俺はカマキリ。この世界では、食うか、食われるか、それしかない。生まれたときから、その絶対的なルールを叩き込まれてきた。小さな虫けらを捕らえ、その生命を貪る。それが俺たちの存在意義であり、唯一の喜びだ。しかし、喜びの裏には常に虚しさが付き纏う。満たされた腹のすぐそばで、次に食うもののことを考える。食い尽くせば、また次の空腹が押し寄せる。この無限の連鎖に、一体どんな意味があるというのか。
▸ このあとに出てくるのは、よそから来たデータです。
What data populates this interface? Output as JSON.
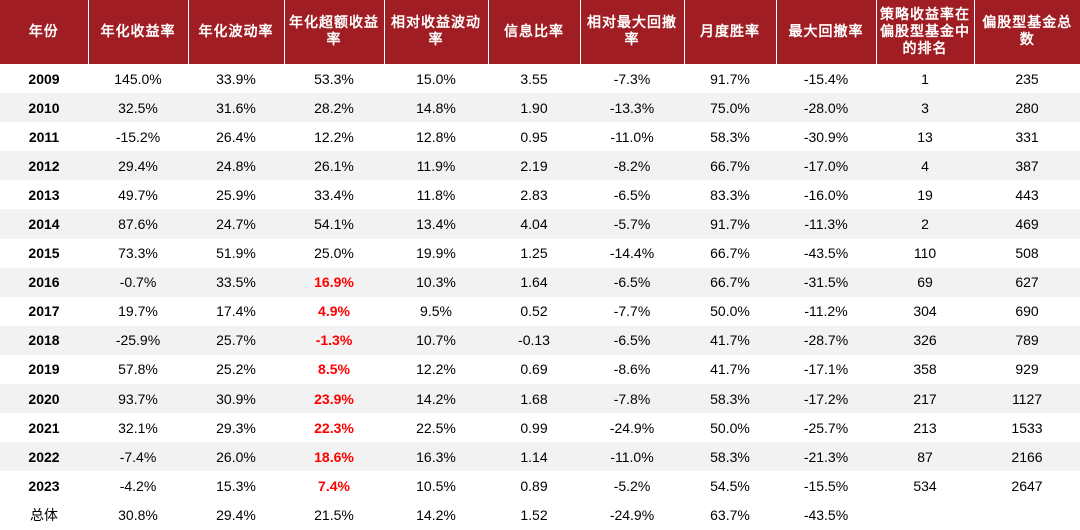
{
  "table": {
    "headers": [
      "年份",
      "年化收益率",
      "年化波动率",
      "年化超额收益率",
      "相对收益波动率",
      "信息比率",
      "相对最大回撤率",
      "月度胜率",
      "最大回撤率",
      "策略收益率在偏股型基金中的排名",
      "偏股型基金总数"
    ],
    "rows": [
      [
        "2009",
        "145.0%",
        "33.9%",
        "53.3%",
        "15.0%",
        "3.55",
        "-7.3%",
        "91.7%",
        "-15.4%",
        "1",
        "235"
      ],
      [
        "2010",
        "32.5%",
        "31.6%",
        "28.2%",
        "14.8%",
        "1.90",
        "-13.3%",
        "75.0%",
        "-28.0%",
        "3",
        "280"
      ],
      [
        "2011",
        "-15.2%",
        "26.4%",
        "12.2%",
        "12.8%",
        "0.95",
        "-11.0%",
        "58.3%",
        "-30.9%",
        "13",
        "331"
      ],
      [
        "2012",
        "29.4%",
        "24.8%",
        "26.1%",
        "11.9%",
        "2.19",
        "-8.2%",
        "66.7%",
        "-17.0%",
        "4",
        "387"
      ],
      [
        "2013",
        "49.7%",
        "25.9%",
        "33.4%",
        "11.8%",
        "2.83",
        "-6.5%",
        "83.3%",
        "-16.0%",
        "19",
        "443"
      ],
      [
        "2014",
        "87.6%",
        "24.7%",
        "54.1%",
        "13.4%",
        "4.04",
        "-5.7%",
        "91.7%",
        "-11.3%",
        "2",
        "469"
      ],
      [
        "2015",
        "73.3%",
        "51.9%",
        "25.0%",
        "19.9%",
        "1.25",
        "-14.4%",
        "66.7%",
        "-43.5%",
        "110",
        "508"
      ],
      [
        "2016",
        "-0.7%",
        "33.5%",
        "16.9%",
        "10.3%",
        "1.64",
        "-6.5%",
        "66.7%",
        "-31.5%",
        "69",
        "627"
      ],
      [
        "2017",
        "19.7%",
        "17.4%",
        "4.9%",
        "9.5%",
        "0.52",
        "-7.7%",
        "50.0%",
        "-11.2%",
        "304",
        "690"
      ],
      [
        "2018",
        "-25.9%",
        "25.7%",
        "-1.3%",
        "10.7%",
        "-0.13",
        "-6.5%",
        "41.7%",
        "-28.7%",
        "326",
        "789"
      ],
      [
        "2019",
        "57.8%",
        "25.2%",
        "8.5%",
        "12.2%",
        "0.69",
        "-8.6%",
        "41.7%",
        "-17.1%",
        "358",
        "929"
      ],
      [
        "2020",
        "93.7%",
        "30.9%",
        "23.9%",
        "14.2%",
        "1.68",
        "-7.8%",
        "58.3%",
        "-17.2%",
        "217",
        "1127"
      ],
      [
        "2021",
        "32.1%",
        "29.3%",
        "22.3%",
        "22.5%",
        "0.99",
        "-24.9%",
        "50.0%",
        "-25.7%",
        "213",
        "1533"
      ],
      [
        "2022",
        "-7.4%",
        "26.0%",
        "18.6%",
        "16.3%",
        "1.14",
        "-11.0%",
        "58.3%",
        "-21.3%",
        "87",
        "2166"
      ],
      [
        "2023",
        "-4.2%",
        "15.3%",
        "7.4%",
        "10.5%",
        "0.89",
        "-5.2%",
        "54.5%",
        "-15.5%",
        "534",
        "2647"
      ],
      [
        "总体",
        "30.8%",
        "29.4%",
        "21.5%",
        "14.2%",
        "1.52",
        "-24.9%",
        "63.7%",
        "-43.5%",
        "",
        ""
      ]
    ],
    "highlight_rows_from": 7,
    "highlight_rows_to": 14,
    "highlight_col": 3,
    "colors": {
      "header_bg": "#a01e23",
      "header_text": "#ffffff",
      "highlight_text": "#ff0000",
      "stripe": "#f2f2f2"
    }
  }
}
俺たち昆虫はただ生きることに必死だ。誰かに食われる恐怖、飢えの苦しみ。それに抗うために、ただ貪欲に獲物を追い求める。俺もそうだった。初めて獲物を仕留めたときの高揚感、力が漲る感覚。あの頃は、生きることに理由なんて必要なかった。ただ強くなること、生き残ることそれだけだった。
ある日、俺は飛んできたトンボを仕留め損ねた。あと一歩、あとほんの少しで捕まえられたはずの獲物は、俺の鎌の寸前で素早く方向転換し、青空へと消えていった。その瞬間、俺は初めて、自分の限界を見た気がした。そして、同時に理解したのだ。どれだけ強くても、どれだけ貪欲でも、この弱肉強食の世界で、完璧な勝利など存在しないことを。いつか必ず、俺もまた、誰かの獲物になる日が来る。そのとき、俺の生きてきた意味は、一体どこへ行くのだろう。
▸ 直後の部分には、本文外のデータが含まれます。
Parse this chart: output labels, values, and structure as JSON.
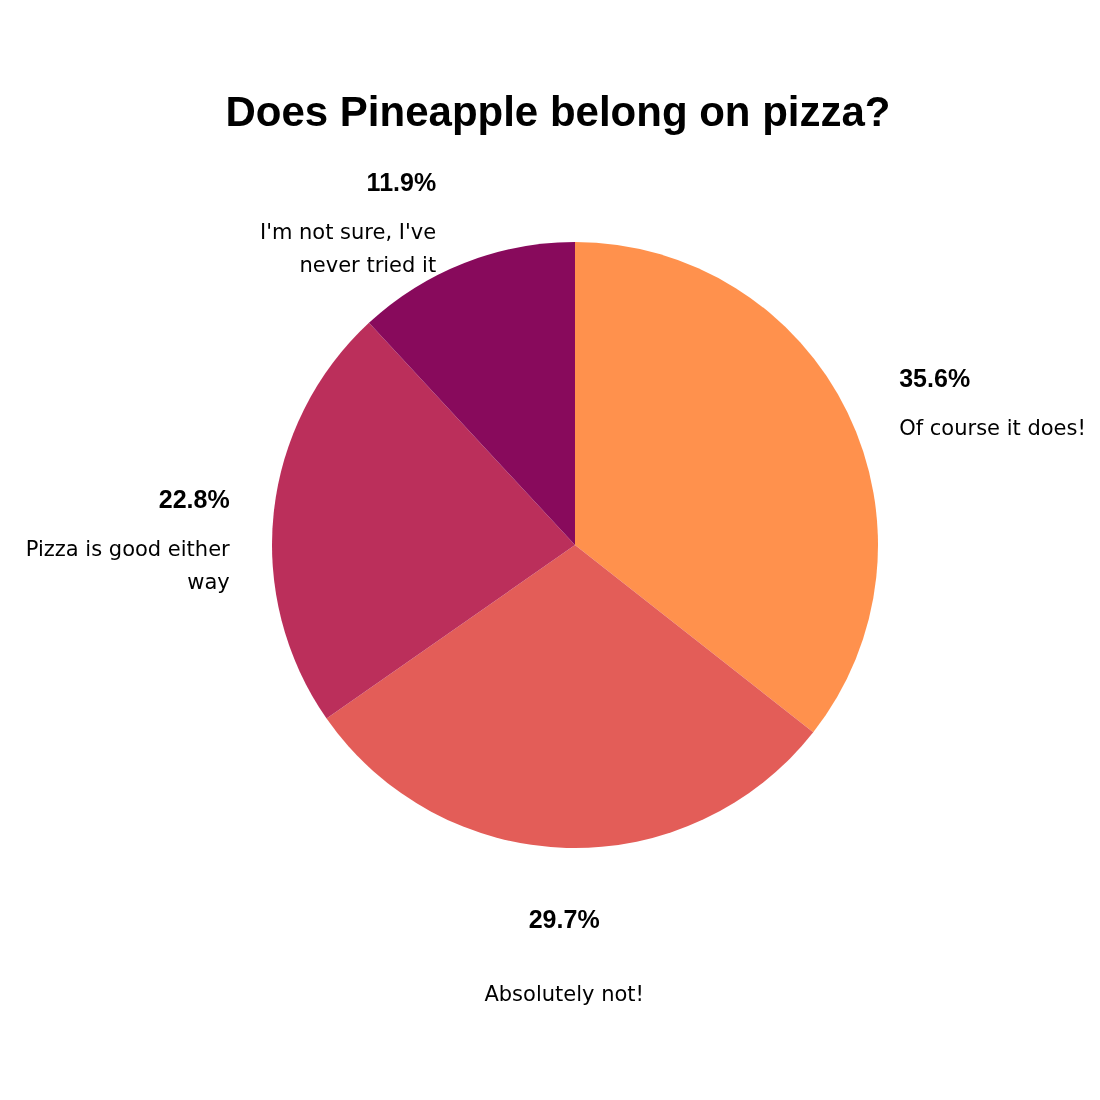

俺の視線の先に、小さなアリが懸命に何かを運んでいる。彼らは彼らで、また別の食物連鎖の中にいる。俺が彼らを食うこともできる。しかし、今はその気になれない。ただ、彼らの懸命な姿を眺めていると、ふと、自分たちの存在が途方もなくちっぽけなものに思えてくる。
太陽が傾き始め、アスファルトの熱気が少しずつ和らいでいく。俺は、今日も生き延びた。明日もまた、獲物を求め、鎌を振るうだろう。それが俺の定めだからだ。しかし、この生が、この繰り返される弱肉強食の営みが、一体どこへ向かうのか。その答えは、未だに見つからない。
俺はカマキリ。そして、この虚しさを抱えたまま、今日もまた、獲物を待つ。